Ad oggi sappiamo che verranno attivati:

a) il Sure, uno strumento di supporto ai lavoratori sul modello della cassa integrazione italiana, con una dotazione su scala europea di 100 miliardi, messi a disposizione dalla Commissione Europea sui mercati azionari attraverso l’emissione di titoli; si tratta di un prestito, per ottenere il quale l’Italia dovrà mettere 25 miliardi di garanzie, volte a garantire la restituzione ad emergenza conclusa;

b) la Banca europea per gli investimenti (Bei), che costituirà un fondo per le imprese, con una garanzia di 25 miliardi, messi a disposizione degli Stati, per raccogliere capitali fino a 200 miliardi a tassi molto ridotti; i soldi raccolti verranno successivamente prestati a chi ne farà richiesta, attraverso istituti nazionali come Cassa Depositi e Prestiti, a tassi altrettanto vantaggiosi e con scadenze a lungo termine;

c) il Meccanismo europeo di stabilità (Mes) che attiverà complessivamente 240 miliardi (per l’Italia fino a 36 miliardi), senza condizioni solo se i soldi richiesti saranno indirizzati alla spese per far fronte, direttamente o indirettamente, all’emergenza sanitaria. Ma con tutte le condizionalità usualmente previste dal Mes, al momento del rimborso.

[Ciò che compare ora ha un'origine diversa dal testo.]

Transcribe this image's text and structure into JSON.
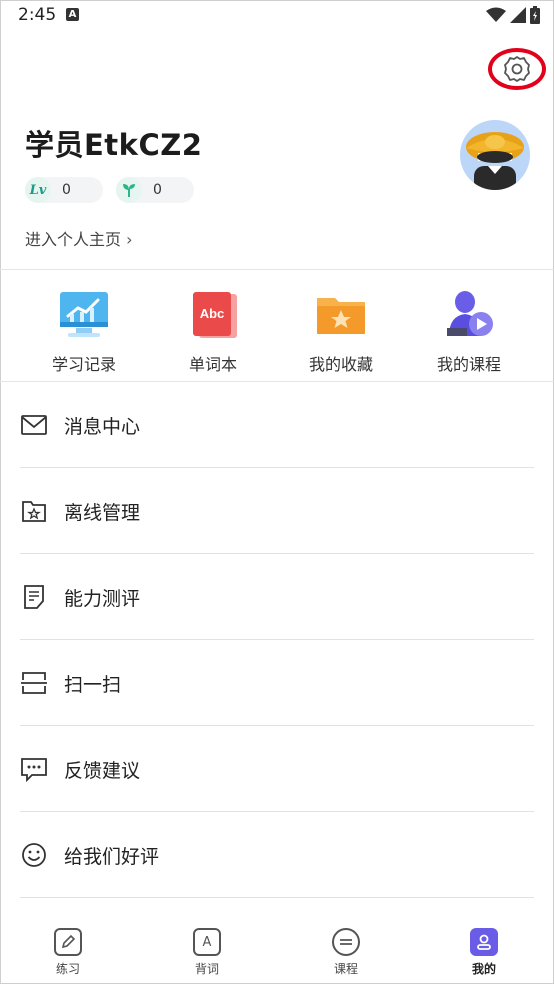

Per quanto riguarda gli eurobond se ne riparlerà dentro la generica voce “strumenti innovativi di finanziamento” messa in calce all’accordo.

In attesa di vedere nel dettaglio i termini concreti dell’accordo, possiamo già dire che “il pasto non è gratis” e che gli strumenti messi in campo sono tutti interni alla trappola del debito, sul mantenimento della quale i litigiosissimi partner europei non hanno mai avuto alcuno screzio. Cambiano i nomi degli strumenti ma la sostanza rimane: è tutto debito da ripagare.

Si poteva fare altrimenti nel contesto dato? La risposta è sicuramente sì, ma con il pericolosissimo effetto collaterale di mettere a nudo l’ideologia liberista e il suo castello di carte.

Si poteva e doveva pretendere che le risorse fossero messe a disposizione dalla Bce in diverse forme.

La prima delle quali è inserita nell’art. 123, comma 2, del Trattato istitutivo dell’Unione europea, che permette alla Bce di finanziare direttamente istituti creditizi pubblici: cosa impediva di istituire un fondo pubblico europeo di emergenza sanitaria, chiedendo il finanziamento diretto della Banca centrale europea?

Inoltre, invocando le categorie giuridiche dello “stato di necessità”, del “cambiamento fondamentale delle circostanze” e della “causa di forza maggiore” (art. 25 della Commissione Onu del diritto internazionale) si sarebbe potuto chiedere la garanzia della Bce sui debiti pubblici nazionali, sospendendo il pagamento degli interessi (60 miliardi/anno per l’Italia) per i prossimi tre anni.

O, ancora, si poteva pretendere dalla Bce di esercitare, per un periodo di almeno tre anni, il ruolo di banca centrale pubblica, comprando direttamente i titoli di stato emessi dai paesi per far fronte all’emergenza sanitaria, sociale ed economica.

Tutte misure che avrebbero avuto il grande pregio di liberare molte più risorse di quelle, tremendamente insufficienti, oggi messe a disposizione, e soprattutto senza alcun aggravamento dei debiti pubblici degli Stati.

Tutte misure neppure ipotizzate dalle oligarchie europee e nazionali, perché avrebbero avuto il grande pregio di smascherare la trappola ideologica del debito e dei vincoli di Maastricht.

É giunto il momento di riappropriarsi collettivamente dell’economia, per impedirle di continuare ad essere l’econo-loro.